Why does the speed of updating one column in a CDS increases with the number of total columns?

Crysers · March 30, 2021, 7:20am

Hello,
I started using Bokeh a few months ago and I´m new to this forum. I stated this question on StackOverflow about the different possibilities to update one column in a CDS and the time it takes to update.

Now I investigated a little bit further and to me it seems, that the time it takes to update one specific column in a CDS actually not only depends on the number of rows of that CDS (which to me would sound very logical), but it also depends on the number of total columns in that CDS. This is something I would not have expected.

The following is a MRE that I made to show this behavior.

#Using Bokeh==2.3.0
import pandas as pd
from bokeh.plotting import figure, curdoc, show
from bokeh.models import ColumnDataSource
from bokeh.layouts import layout
import random
import time
import numpy as np

N_test = 3

times_list_cols = []

def update_data(n_cols, n_rows):
    # Prepare a CDS with some random value:
    df = pd.DataFrame({"Value1": [int(random.random()*10) for i in range(n_rows)]})

    # Add n_cols additional columns with random values 
    for i in range(n_cols):
        df[f"col_{i}"] = df[f"Value1"]/i

    # Create actual CDS
    source = ColumnDataSource(df)
    
    # Update one column and make N_test time measurements
    new_column = source.data["Value1"]+1
    time_needed=[]
    for test_n in range(N_test):
        t0=time.time()
        source.data['Value1'] = new_column
        time_needed.append(time.time() - t0)
    
    return np.mean(time_needed)

# Check impact of columns and show results
times=[]
N_rows=5000
for n_cols in range(0,200):
    time_needed = update_data(n_cols=n_cols, n_rows=N_rows)
    times.append(time_needed)
    print(f"Time needed for {n_cols} cols and {N_rows} rows: {time_needed}")

plot_rows = figure(plot_width=800, plot_height=250)
plot_rows.line(x=np.arange(0,200), y=times)
plot_rows.yaxis.axis_label = 'Time in s'
plot_rows.xaxis.axis_label = 'Number of Columns in CDS'
plot_rows.title.text = "Increasing the number of COLUMNS in a CDS"

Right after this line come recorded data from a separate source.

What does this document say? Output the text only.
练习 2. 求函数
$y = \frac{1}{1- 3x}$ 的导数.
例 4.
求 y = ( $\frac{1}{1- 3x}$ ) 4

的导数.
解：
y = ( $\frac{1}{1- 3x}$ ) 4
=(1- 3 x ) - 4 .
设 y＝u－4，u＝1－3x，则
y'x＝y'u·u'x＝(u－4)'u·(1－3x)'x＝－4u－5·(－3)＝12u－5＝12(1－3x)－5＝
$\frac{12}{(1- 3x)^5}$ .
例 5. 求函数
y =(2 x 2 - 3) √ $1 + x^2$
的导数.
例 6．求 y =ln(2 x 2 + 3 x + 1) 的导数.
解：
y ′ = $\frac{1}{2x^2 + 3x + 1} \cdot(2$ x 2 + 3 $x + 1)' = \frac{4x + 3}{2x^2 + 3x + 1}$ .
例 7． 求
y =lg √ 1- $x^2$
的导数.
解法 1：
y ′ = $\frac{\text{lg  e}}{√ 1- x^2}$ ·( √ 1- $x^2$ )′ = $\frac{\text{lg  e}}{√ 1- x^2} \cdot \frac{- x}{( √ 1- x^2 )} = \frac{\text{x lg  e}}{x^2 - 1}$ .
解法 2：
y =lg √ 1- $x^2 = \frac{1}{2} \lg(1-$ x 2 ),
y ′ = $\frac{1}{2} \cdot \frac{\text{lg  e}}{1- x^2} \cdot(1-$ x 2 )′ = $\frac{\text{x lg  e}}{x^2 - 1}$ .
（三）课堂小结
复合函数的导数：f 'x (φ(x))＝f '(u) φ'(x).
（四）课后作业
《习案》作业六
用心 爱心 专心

# Check impact of rows and show results
times=[]
N_cols=100
for n_rows in range(0,20000,100):
    time_needed = update_data(n_cols=N_cols, n_rows=n_rows)
    times.append(time_needed)
    print(f"Time needed for {N_cols} cols and {n_rows} rows : {time_needed}")

plot_cols = figure(plot_width=800, plot_height=250)
plot_cols.line(x=np.arange(0,20000,100), y=times)
plot_cols.yaxis.axis_label = 'Time in s'
plot_cols.xaxis.axis_label = 'Number of Rows in CDS'
plot_cols.title.text = "Increasing the number of ROWS in a CDS"

show(layout([[plot_rows],[plot_cols]]))

This results in the following (I know, there are better ways to log the time, but I guess my point of linear increasement becomse clear):

Now my Question is, am I missing something, or is this the correect and intended behavior?
Is there a way to have a fast access/edit regardless of the number of columns?

Thanks for your support and discussion.

Bryan · March 30, 2021, 4:20pm

@Crysers As I mentioned on SO, this is not expected. The expectation is that the operation of updating a subset of columns is special-cased to only send the subset that actually changed. But perhaps there has been a regression at some point. Please file a bug report GitHub Issue with the test case.